Sam Altman, CEO da OpenAI, pediu desculpas à cidade de
Sam Altman, CEO da OpenAI, pediu desculpas à cidade de Tumbler Ridge, no Canadá, por não ter alertado as autoridades sobre conteúdos preocupantes gerados por uma usuária do ChatGPT antes de ela cometer um ataque que matou oito pessoas em fevereiro. A justificativa foi o arrependimento por não ter comunicado a polícia, apesar de a conta da suspeita ter sido banida oito meses antes da tragédia.
O ataque ocorreu em 10 de fevereiro, quando uma mulher de 18 anos matou a mãe e o meio-irmão antes de abrir fogo em uma escola secundária local, onde matou cinco estudantes e um professor, e depois tirou a própria vida. A OpenAI afirmou que identificou e baniu a conta da usuária em junho do ano anterior, após sistemas automatizados detectarem conteúdo abusivo e violação das regras da plataforma.

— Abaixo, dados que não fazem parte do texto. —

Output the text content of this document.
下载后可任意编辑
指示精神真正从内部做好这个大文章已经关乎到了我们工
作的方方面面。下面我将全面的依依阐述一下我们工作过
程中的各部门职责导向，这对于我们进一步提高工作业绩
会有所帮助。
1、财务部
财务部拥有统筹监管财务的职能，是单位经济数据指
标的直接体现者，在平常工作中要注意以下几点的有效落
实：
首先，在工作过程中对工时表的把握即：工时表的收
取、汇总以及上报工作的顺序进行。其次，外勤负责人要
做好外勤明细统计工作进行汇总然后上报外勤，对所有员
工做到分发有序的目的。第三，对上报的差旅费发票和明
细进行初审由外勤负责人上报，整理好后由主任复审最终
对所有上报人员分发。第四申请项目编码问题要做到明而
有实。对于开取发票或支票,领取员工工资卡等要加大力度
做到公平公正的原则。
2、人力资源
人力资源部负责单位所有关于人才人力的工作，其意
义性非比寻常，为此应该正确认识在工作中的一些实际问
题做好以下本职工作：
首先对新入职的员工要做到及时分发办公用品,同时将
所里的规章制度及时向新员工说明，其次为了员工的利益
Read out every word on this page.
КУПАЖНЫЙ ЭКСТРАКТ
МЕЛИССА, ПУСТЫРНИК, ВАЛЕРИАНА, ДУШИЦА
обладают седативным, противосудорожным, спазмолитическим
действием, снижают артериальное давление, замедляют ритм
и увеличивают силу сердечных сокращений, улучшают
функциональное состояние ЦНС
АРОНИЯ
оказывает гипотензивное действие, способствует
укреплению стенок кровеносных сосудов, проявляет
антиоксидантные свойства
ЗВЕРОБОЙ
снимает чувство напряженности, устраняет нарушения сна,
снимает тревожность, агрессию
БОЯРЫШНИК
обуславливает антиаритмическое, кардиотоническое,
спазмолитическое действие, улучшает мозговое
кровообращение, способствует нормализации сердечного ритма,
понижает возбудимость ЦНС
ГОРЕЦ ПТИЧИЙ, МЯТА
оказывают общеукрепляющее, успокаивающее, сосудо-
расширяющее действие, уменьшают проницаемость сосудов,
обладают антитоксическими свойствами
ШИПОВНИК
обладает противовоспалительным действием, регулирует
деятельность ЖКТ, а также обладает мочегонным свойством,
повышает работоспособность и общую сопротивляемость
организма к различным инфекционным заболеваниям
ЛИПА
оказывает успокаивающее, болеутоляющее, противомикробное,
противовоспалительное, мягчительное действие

No entanto, a empresa não comunicou a polícia naquele momento, alegando que a atividade da usuária não parecia grave o suficiente para justificar um encaminhamento. Em carta divulgada na sexta-feira (24), Altman disse estar “profundamente arrependido” por essa decisão e destacou que o pedido de desculpas visava reconhecer o dano e a perda sofridos pela comunidade.
O primeiro-ministro da Colúmbia Britânica, David Eby, classificou o pedido como “necessário, e ainda assim grosseiramente insuficiente”, ressaltando a gravidade da negligência. Autoridades canadenses também convocaram a equipe de segurança da OpenAI após o ataque e alertaram para possíveis ações regulatórias caso medidas não fossem reforçadas.
A OpenAI explicou que utiliza sistemas automatizados para moderação e detecção de comportamento de risco em tempo real, que podem restringir ou banir contas que violem suas regras, incluindo promoção de violência, automutilação e suicídio. Em situações de ameaça crível, os casos devem ser encaminhados para revisão humana e compartilhados com a polícia.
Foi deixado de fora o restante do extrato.